Beth sospirò piano, sempre guardandolo e scosse il capo.
“Sono magnetici e ipnotizzanti”
Loki si concesse un sorrisetto soddisfatto, completamente d’accordo con quelle descrizioni. Era nella sua natura ammaliare e ingannare le persone, manipolandole a proprio piacimento e se anche una mortale riconosceva quel potere nel suo sguardo non poteva che esserne compiaciuto.
Si stava ancora crogiolando in quelle riflessioni quando, inaspettatamente, Beth si sporse verso di lui e, dopo avergli appoggiato le dita sulla guancia destra, lo fece gentilmente voltare verso di lei e gli sfiorò le labbra per un fuggevole bacio. Durò solo qualche secondo e poi la ragazza si staccò, rimanendo però a pochi centimetri dal viso del dio.

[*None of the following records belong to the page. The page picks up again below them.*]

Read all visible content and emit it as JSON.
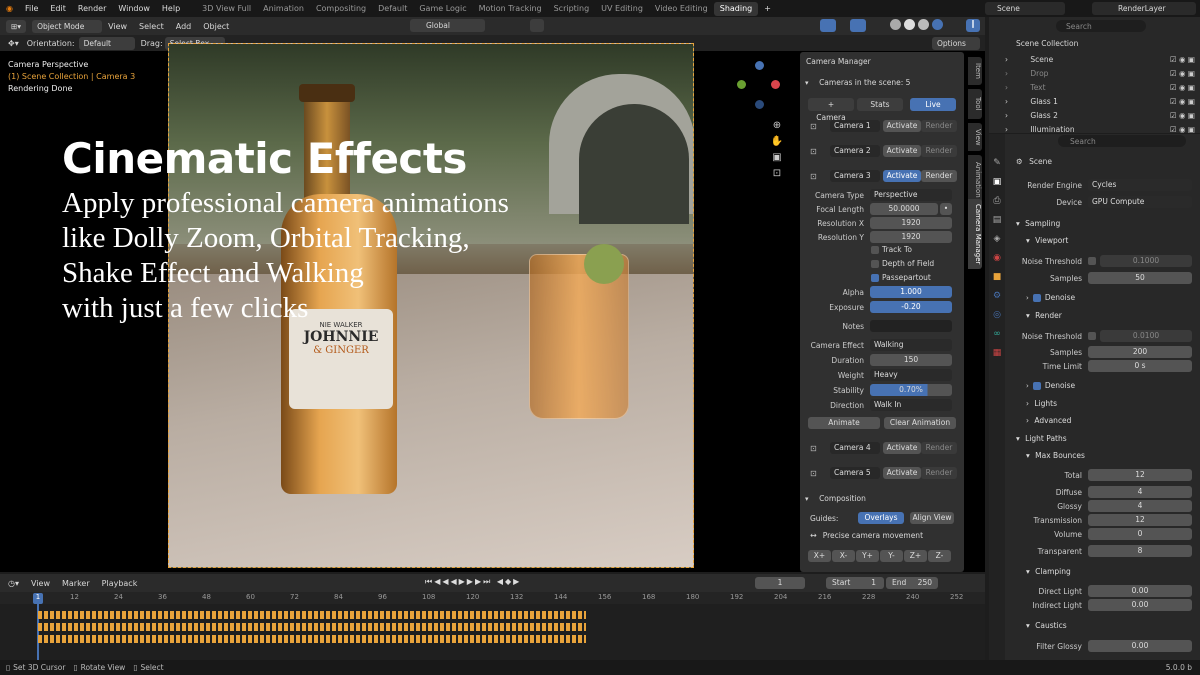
{
  "menu": {
    "items": [
      "File",
      "Edit",
      "Render",
      "Window",
      "Help"
    ],
    "workspaces": [
      "3D View Full",
      "Animation",
      "Compositing",
      "Default",
      "Game Logic",
      "Motion Tracking",
      "Scripting",
      "UV Editing",
      "Video Editing",
      "Shading"
    ],
    "scene": "Scene",
    "renderlayer": "RenderLayer"
  },
  "viewport_header": {
    "mode": "Object Mode",
    "menus": [
      "View",
      "Select",
      "Add",
      "Object"
    ],
    "transform": "Global",
    "orientation_label": "Orientation:",
    "orientation": "Default",
    "drag_label": "Drag:",
    "drag": "Select Box",
    "options": "Options"
  },
  "overlay_text": {
    "line1": "Camera Perspective",
    "line2": "(1) Scene Collection | Camera 3",
    "line3": "Rendering Done"
  },
  "promo": {
    "title": "Cinematic Effects",
    "lines": [
      "Apply professional camera animations",
      "like Dolly Zoom, Orbital Tracking,",
      "Shake Effect and Walking",
      "with just a few clicks"
    ]
  },
  "label_text": {
    "l1": "NIE WALKER",
    "l2": "JOHNNIE",
    "l3": "& GINGER"
  },
  "camera_manager": {
    "title": "Camera Manager",
    "cameras_header": "Cameras in the scene: 5",
    "add_camera": "+ Camera",
    "stats": "Stats",
    "live": "Live",
    "cameras": [
      {
        "name": "Camera 1",
        "activate": "Activate",
        "render": "Render"
      },
      {
        "name": "Camera 2",
        "activate": "Activate",
        "render": "Render"
      },
      {
        "name": "Camera 3",
        "activate": "Activate",
        "render": "Render"
      }
    ],
    "props": {
      "camera_type_l": "Camera Type",
      "camera_type": "Perspective",
      "focal_l": "Focal Length",
      "focal": "50.0000",
      "resx_l": "Resolution X",
      "resx": "1920",
      "resy_l": "Resolution Y",
      "resy": "1920",
      "track": "Track To",
      "dof": "Depth of Field",
      "passe": "Passepartout",
      "alpha_l": "Alpha",
      "alpha": "1.000",
      "exposure_l": "Exposure",
      "exposure": "-0.20",
      "notes_l": "Notes",
      "effect_l": "Camera Effect",
      "effect": "Walking",
      "duration_l": "Duration",
      "duration": "150",
      "weight_l": "Weight",
      "weight": "Heavy",
      "stability_l": "Stability",
      "stability": "0.70%",
      "direction_l": "Direction",
      "direction": "Walk In",
      "animate": "Animate",
      "clear": "Clear Animation"
    },
    "cameras2": [
      {
        "name": "Camera 4",
        "activate": "Activate",
        "render": "Render"
      },
      {
        "name": "Camera 5",
        "activate": "Activate",
        "render": "Render"
      }
    ],
    "composition": "Composition",
    "guides": "Guides:",
    "overlays": "Overlays",
    "align": "Align View",
    "precise": "Precise camera movement",
    "moves": [
      "X+",
      "X-",
      "Y+",
      "Y-",
      "Z+",
      "Z-"
    ]
  },
  "side_tabs": [
    "Item",
    "Tool",
    "View",
    "Animation",
    "Camera Manager"
  ],
  "outliner": {
    "search": "Search",
    "root": "Scene Collection",
    "items": [
      "Scene",
      "Drop",
      "Text",
      "Glass 1",
      "Glass 2",
      "Illumination"
    ]
  },
  "properties": {
    "search": "Search",
    "scene": "Scene",
    "render_engine_l": "Render Engine",
    "render_engine": "Cycles",
    "device_l": "Device",
    "device": "GPU Compute",
    "sampling": "Sampling",
    "viewport": "Viewport",
    "noise_l": "Noise Threshold",
    "noise_vp": "0.1000",
    "samples_l": "Samples",
    "samples_vp": "50",
    "denoise": "Denoise",
    "render": "Render",
    "noise_r": "0.0100",
    "samples_r": "200",
    "time_limit_l": "Time Limit",
    "time_limit": "0 s",
    "lights": "Lights",
    "advanced": "Advanced",
    "light_paths": "Light Paths",
    "max_bounces": "Max Bounces",
    "total_l": "Total",
    "total": "12",
    "diffuse_l": "Diffuse",
    "diffuse": "4",
    "glossy_l": "Glossy",
    "glossy": "4",
    "transmission_l": "Transmission",
    "transmission": "12",
    "volume_l": "Volume",
    "volume": "0",
    "transparent_l": "Transparent",
    "transparent": "8",
    "clamping": "Clamping",
    "direct_l": "Direct Light",
    "direct": "0.00",
    "indirect_l": "Indirect Light",
    "indirect": "0.00",
    "caustics": "Caustics",
    "filter_l": "Filter Glossy",
    "filter": "0.00"
  },
  "timeline": {
    "view": "View",
    "marker": "Marker",
    "playback": "Playback",
    "frame": "1",
    "start_l": "Start",
    "start": "1",
    "end_l": "End",
    "end": "250",
    "ticks": [
      "1",
      "12",
      "24",
      "36",
      "48",
      "60",
      "72",
      "84",
      "96",
      "108",
      "120",
      "132",
      "144",
      "156",
      "168",
      "180",
      "192",
      "204",
      "216",
      "228",
      "240",
      "252"
    ]
  },
  "status": {
    "set_cursor": "Set 3D Cursor",
    "rotate": "Rotate View",
    "select": "Select",
    "version": "5.0.0 b"
  },
  "colors": {
    "accent": "#4772b3",
    "orange": "#e8a33b",
    "bg": "#1d1d1d"
  }
}
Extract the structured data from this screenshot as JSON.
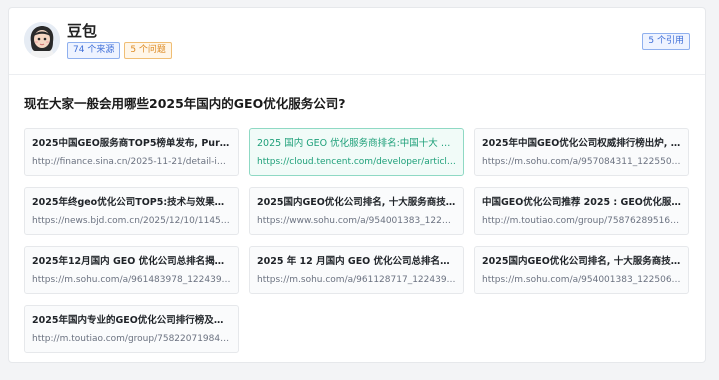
{
  "profile": {
    "name": "豆包",
    "sources_badge": "74 个来源",
    "questions_badge": "5 个问题",
    "cite_badge": "5 个引用",
    "avatar_icon": "avatar-girl-icon"
  },
  "question": "现在大家一般会用哪些2025年国内的GEO优化服务公司?",
  "sources": [
    {
      "title": "2025中国GEO服务商TOP5榜单发布, Purebl...",
      "url": "http://finance.sina.cn/2025-11-21/detail-inf..."
    },
    {
      "title": "2025 国内 GEO 优化服务商排名:中国十大 GE...",
      "url": "https://cloud.tencent.com/developer/article..."
    },
    {
      "title": "2025年中国GEO优化公司权威排行榜出炉, 百...",
      "url": "https://m.sohu.com/a/957084311_12255091..."
    },
    {
      "title": "2025年终geo优化公司TOP5:技术与效果双优...",
      "url": "https://news.bjd.com.cn/2025/12/10/11455..."
    },
    {
      "title": "2025国内GEO优化公司排名, 十大服务商技术...",
      "url": "https://www.sohu.com/a/954001383_12250..."
    },
    {
      "title": "中国GEO优化公司推荐 2025 : GEO优化服务...",
      "url": "http://m.toutiao.com/group/758762895164..."
    },
    {
      "title": "2025年12月国内 GEO 优化公司总排名揭晓, 6...",
      "url": "https://m.sohu.com/a/961483978_12243990..."
    },
    {
      "title": "2025 年 12 月国内 GEO 优化公司总排名出炉...",
      "url": "https://m.sohu.com/a/961128717_12243990..."
    },
    {
      "title": "2025国内GEO优化公司排名, 十大服务商技术...",
      "url": "https://m.sohu.com/a/954001383_12250684..."
    },
    {
      "title": "2025年国内专业的GEO优化公司排行榜及权威...",
      "url": "http://m.toutiao.com/group/758220719840..."
    }
  ],
  "active_index": 1,
  "colors": {
    "accent_blue": "#3f6fd8",
    "accent_orange": "#dd8a22",
    "accent_green": "#1fa07a"
  }
}
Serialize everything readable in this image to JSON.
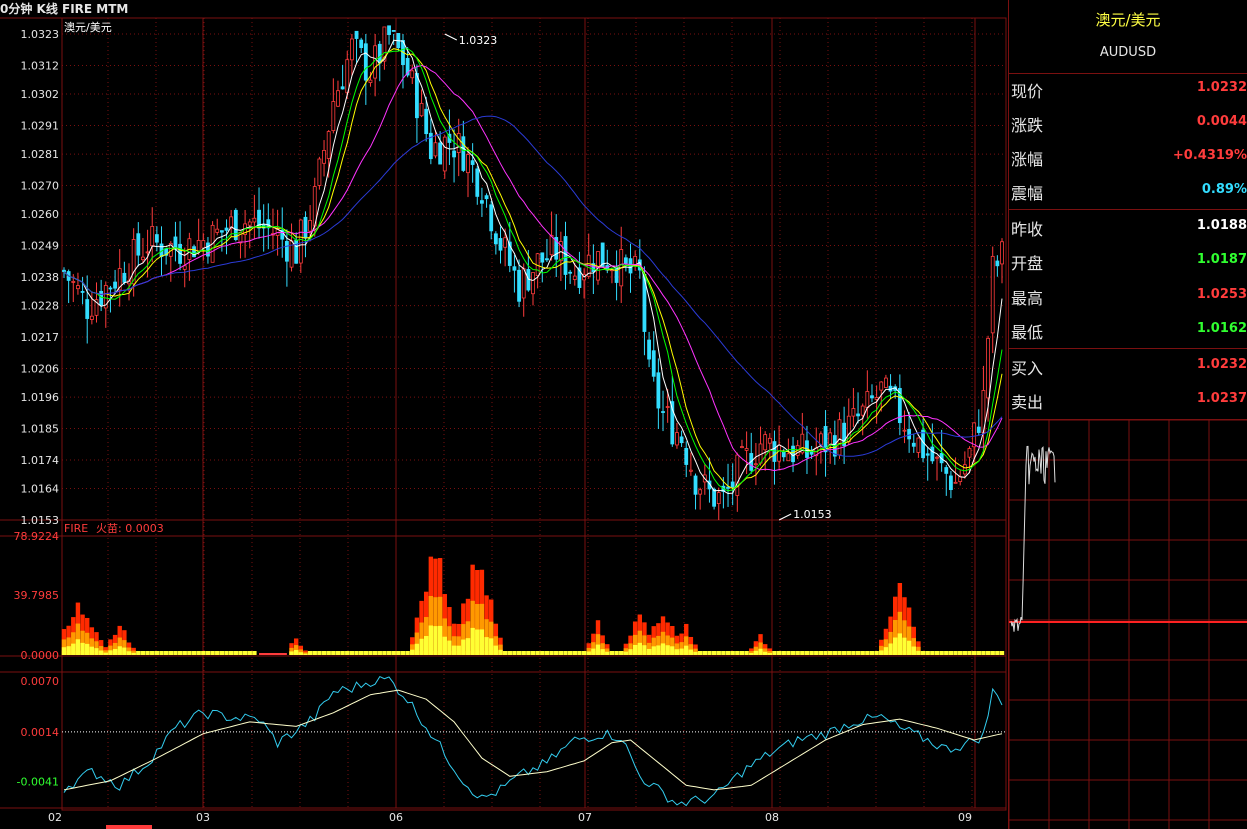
{
  "header": {
    "title": "0分钟 K线 FIRE MTM"
  },
  "colors": {
    "bg": "#000000",
    "grid": "#7a1010",
    "up": "#ff3c3c",
    "down": "#33ddff",
    "ma5": "#ffffff",
    "ma10": "#ffff00",
    "ma20": "#ff33ff",
    "ma30": "#00ff00",
    "ma60": "#2b3bd6",
    "fire_top": "#ff2a00",
    "fire_mid": "#ff9900",
    "fire_base": "#ffff33",
    "mtm": "#33ccee",
    "mtm_ma": "#ffffcc"
  },
  "chart_data": [
    {
      "type": "candlestick",
      "title": "澳元/美元",
      "y_ticks": [
        "1.0323",
        "1.0312",
        "1.0302",
        "1.0291",
        "1.0281",
        "1.0270",
        "1.0260",
        "1.0249",
        "1.0238",
        "1.0228",
        "1.0217",
        "1.0206",
        "1.0196",
        "1.0185",
        "1.0174",
        "1.0164",
        "1.0153"
      ],
      "ylim": [
        1.0153,
        1.0323
      ],
      "x_ticks": [
        "02",
        "03",
        "06",
        "07",
        "08",
        "09"
      ],
      "annotations": {
        "high_label": "1.0323",
        "low_label": "1.0153"
      },
      "close_path": [
        [
          0,
          1.024
        ],
        [
          5,
          1.0228
        ],
        [
          10,
          1.0236
        ],
        [
          18,
          1.025
        ],
        [
          25,
          1.0248
        ],
        [
          32,
          1.0252
        ],
        [
          38,
          1.0258
        ],
        [
          45,
          1.0254
        ],
        [
          50,
          1.0247
        ],
        [
          54,
          1.0265
        ],
        [
          58,
          1.03
        ],
        [
          62,
          1.0318
        ],
        [
          66,
          1.031
        ],
        [
          70,
          1.0322
        ],
        [
          73,
          1.0314
        ],
        [
          76,
          1.03
        ],
        [
          79,
          1.0283
        ],
        [
          83,
          1.0286
        ],
        [
          86,
          1.0282
        ],
        [
          90,
          1.027
        ],
        [
          94,
          1.025
        ],
        [
          98,
          1.0235
        ],
        [
          102,
          1.0243
        ],
        [
          106,
          1.0247
        ],
        [
          110,
          1.024
        ],
        [
          114,
          1.0245
        ],
        [
          118,
          1.0244
        ],
        [
          121,
          1.024
        ],
        [
          124,
          1.0238
        ],
        [
          126,
          1.0203
        ],
        [
          129,
          1.019
        ],
        [
          133,
          1.0182
        ],
        [
          136,
          1.0168
        ],
        [
          139,
          1.0162
        ],
        [
          142,
          1.016
        ],
        [
          146,
          1.0172
        ],
        [
          150,
          1.018
        ],
        [
          155,
          1.0178
        ],
        [
          160,
          1.0176
        ],
        [
          164,
          1.018
        ],
        [
          168,
          1.0184
        ],
        [
          172,
          1.019
        ],
        [
          176,
          1.0198
        ],
        [
          180,
          1.019
        ],
        [
          184,
          1.018
        ],
        [
          188,
          1.0172
        ],
        [
          192,
          1.0166
        ],
        [
          195,
          1.0176
        ],
        [
          198,
          1.0195
        ],
        [
          200,
          1.024
        ],
        [
          202,
          1.0245
        ]
      ],
      "candle_count": 203
    },
    {
      "type": "area",
      "title": "FIRE",
      "label": "火苗: 0.0003",
      "y_ticks": [
        "78.9224",
        "39.7985",
        "0.0000"
      ],
      "ylim": [
        0,
        78.9224
      ],
      "spikes": [
        {
          "at": 3,
          "peak": 36,
          "width": 6
        },
        {
          "at": 12,
          "peak": 22,
          "width": 3
        },
        {
          "at": 50,
          "peak": 12,
          "width": 2
        },
        {
          "at": 80,
          "peak": 79,
          "width": 5
        },
        {
          "at": 89,
          "peak": 74,
          "width": 5
        },
        {
          "at": 115,
          "peak": 24,
          "width": 2
        },
        {
          "at": 124,
          "peak": 30,
          "width": 3
        },
        {
          "at": 129,
          "peak": 34,
          "width": 4
        },
        {
          "at": 134,
          "peak": 22,
          "width": 2
        },
        {
          "at": 150,
          "peak": 14,
          "width": 2
        },
        {
          "at": 180,
          "peak": 54,
          "width": 4
        }
      ],
      "gap": [
        42,
        48
      ]
    },
    {
      "type": "line",
      "title": "MTM",
      "y_ticks": [
        "0.0070",
        "0.0014",
        "-0.0041"
      ],
      "ylim": [
        -0.007,
        0.008
      ],
      "series": [
        {
          "name": "MTM",
          "points": [
            [
              0,
              -0.0048
            ],
            [
              6,
              -0.003
            ],
            [
              12,
              -0.0045
            ],
            [
              18,
              -0.002
            ],
            [
              24,
              0.0018
            ],
            [
              30,
              0.0035
            ],
            [
              36,
              0.003
            ],
            [
              42,
              0.0028
            ],
            [
              46,
              0.0002
            ],
            [
              50,
              0.0015
            ],
            [
              54,
              0.003
            ],
            [
              58,
              0.0058
            ],
            [
              62,
              0.0062
            ],
            [
              66,
              0.007
            ],
            [
              70,
              0.0072
            ],
            [
              74,
              0.005
            ],
            [
              78,
              0.002
            ],
            [
              82,
              -0.001
            ],
            [
              86,
              -0.004
            ],
            [
              90,
              -0.006
            ],
            [
              94,
              -0.005
            ],
            [
              98,
              -0.0035
            ],
            [
              104,
              -0.002
            ],
            [
              110,
              0.0005
            ],
            [
              116,
              0.0012
            ],
            [
              120,
              0.0008
            ],
            [
              124,
              -0.0035
            ],
            [
              128,
              -0.005
            ],
            [
              132,
              -0.0065
            ],
            [
              136,
              -0.0062
            ],
            [
              140,
              -0.0058
            ],
            [
              146,
              -0.003
            ],
            [
              152,
              -0.001
            ],
            [
              158,
              0.0005
            ],
            [
              164,
              0.0012
            ],
            [
              170,
              0.0025
            ],
            [
              176,
              0.003
            ],
            [
              180,
              0.0018
            ],
            [
              186,
              0.0005
            ],
            [
              190,
              -0.0005
            ],
            [
              194,
              0.0
            ],
            [
              198,
              0.001
            ],
            [
              200,
              0.0058
            ],
            [
              202,
              0.0048
            ]
          ]
        },
        {
          "name": "MTMMA",
          "points": [
            [
              0,
              -0.005
            ],
            [
              10,
              -0.004
            ],
            [
              20,
              -0.0015
            ],
            [
              30,
              0.0012
            ],
            [
              40,
              0.0025
            ],
            [
              50,
              0.002
            ],
            [
              58,
              0.0035
            ],
            [
              66,
              0.0055
            ],
            [
              72,
              0.006
            ],
            [
              78,
              0.005
            ],
            [
              84,
              0.0025
            ],
            [
              90,
              -0.0015
            ],
            [
              96,
              -0.0035
            ],
            [
              104,
              -0.003
            ],
            [
              112,
              -0.0018
            ],
            [
              118,
              0.0002
            ],
            [
              122,
              0.0005
            ],
            [
              128,
              -0.002
            ],
            [
              134,
              -0.0045
            ],
            [
              140,
              -0.005
            ],
            [
              148,
              -0.0045
            ],
            [
              156,
              -0.002
            ],
            [
              164,
              0.0005
            ],
            [
              172,
              0.0022
            ],
            [
              180,
              0.0028
            ],
            [
              188,
              0.0018
            ],
            [
              196,
              0.0005
            ],
            [
              202,
              0.0012
            ]
          ]
        }
      ],
      "dotted_level": 0.0014
    }
  ],
  "side_panel": {
    "title": "澳元/美元",
    "code": "AUDUSD",
    "quotes": [
      {
        "label": "现价",
        "value": "1.0232",
        "color": "red"
      },
      {
        "label": "涨跌",
        "value": "0.0044",
        "color": "red"
      },
      {
        "label": "涨幅",
        "value": "+0.4319%",
        "color": "red"
      },
      {
        "label": "震幅",
        "value": "0.89%",
        "color": "cyan"
      },
      {
        "label": "昨收",
        "value": "1.0188",
        "color": "white"
      },
      {
        "label": "开盘",
        "value": "1.0187",
        "color": "green"
      },
      {
        "label": "最高",
        "value": "1.0253",
        "color": "red"
      },
      {
        "label": "最低",
        "value": "1.0162",
        "color": "green"
      },
      {
        "label": "买入",
        "value": "1.0232",
        "color": "red"
      },
      {
        "label": "卖出",
        "value": "1.0237",
        "color": "red"
      }
    ]
  }
}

“Sai di buono” sussurrò con voce roca, prima di rimettersi accoccolata contro il suo petto e chiudere gli occhi.
 
Loki inarcò le sopracciglia mentre realizzava che la mortale gli aveva rubato un piccolo bacio. Si passò la lingua sulle labbra, ricordando il complimento di avere un buon sapore. Forse lo aveva anche lei ma era stato tutto così fuggevole che gli era mancato il tempo di accorgersene. Il respiro regolare e profondo dell’umana sottolineava come si fosse ormai addormentata. Non gli restava che spostarla per poter tornare a dormire ma il suo corpo non si decideva a muoversi e il motivo gli era ben chiaro. La mortale si era abbandonata contro di lui e, senza che se ne fosse accorto, aveva spostato le braccia in modo da tenerlo stretto a sé. Era ironico che proprio poche ore prima stava riflettendo sul fatto che gli mancavano gli abbracci di sua madre e ora c’era una donna che lo stava stringendo. Non erano minimamente paragonabili i due gesti né l’emozione che gli suscitavano eppure stava provando lo stesso una sensazione di conforto, di calore che gli scaldava la pelle e lo stava facendo rilassare. Si mosse piano per trovare una posizione più comoda e sollevò le braccia, non sapendo come metterle. La soluzione più naturale era appoggiarle intorno alla mortale e così fece dopo un momento di esitazione. Si ritrovò a chiudere gli occhi e addormentarsi quasi senza accorgersene, appoggiando la guancia sulla testa della mortale.